A standard feature on many homes were lightening rods connected to metal roof tops, affording a good deal of protection from storms. Many homes had pyramidal roofs to allow a greater amount of run-off water to be directed into the ever present cistern.
The livery stable called the Mule Barn was a center of activity in days before the automobile. Located at 220 South 8th Street, horses and mules would be available for rent as well as a place to keep animals used in business and for general transportation. Some larger homes had stables of their own as well as servants quarters behind their homes. There were no "chain stores", all businesses being home owned and operated. It was most common to charge everything and pay at the first of the month, or when the crops came in. Bartering was also very common - - trading eggs, chickens, milk, butter, and cream for groceries, furniture, clothing, and gas and oil.
In 1915, the Carnegie Library was built on it's present site on land purchased from a lumber company. The entire project, land and construction, had to come in under $1o,000 to qualify for the Carnegie grant.
In 1904, the Frederick Cemetery was moved to it's present site from a site in the Benefield Addition (a part of Sunny Brook Farm). The Frederick Memorial Cemetery is a place of beauty, with the grounds and the records being well maintained.

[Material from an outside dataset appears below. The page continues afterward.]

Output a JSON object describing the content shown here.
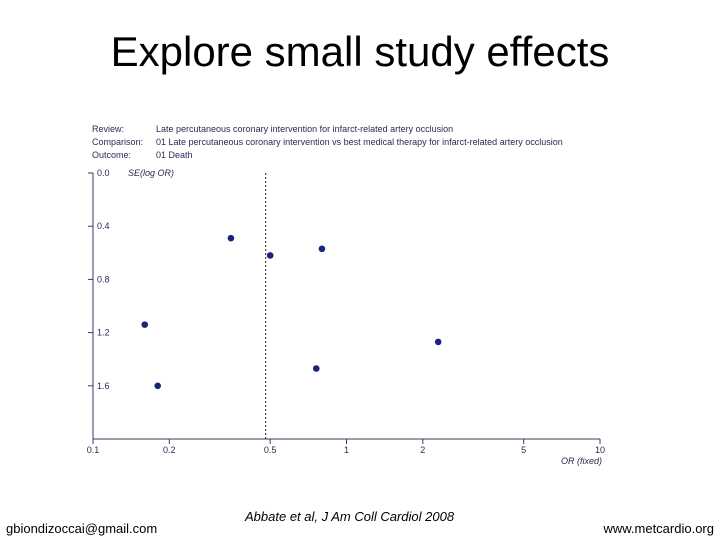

In the early 1920's, John H. Mounts purchased more than 60 oil field homes from Burkburnett, Devol, and Grandfield and moved them into Frederick. Many were placed West of 10th Street, but some were placed on 14th Street. These houses were called "shotgun houses" because you could stand in the front door and shoot a shotgun through the back door and never hit a thing. One distinguishing feature was the very high windows for privacy.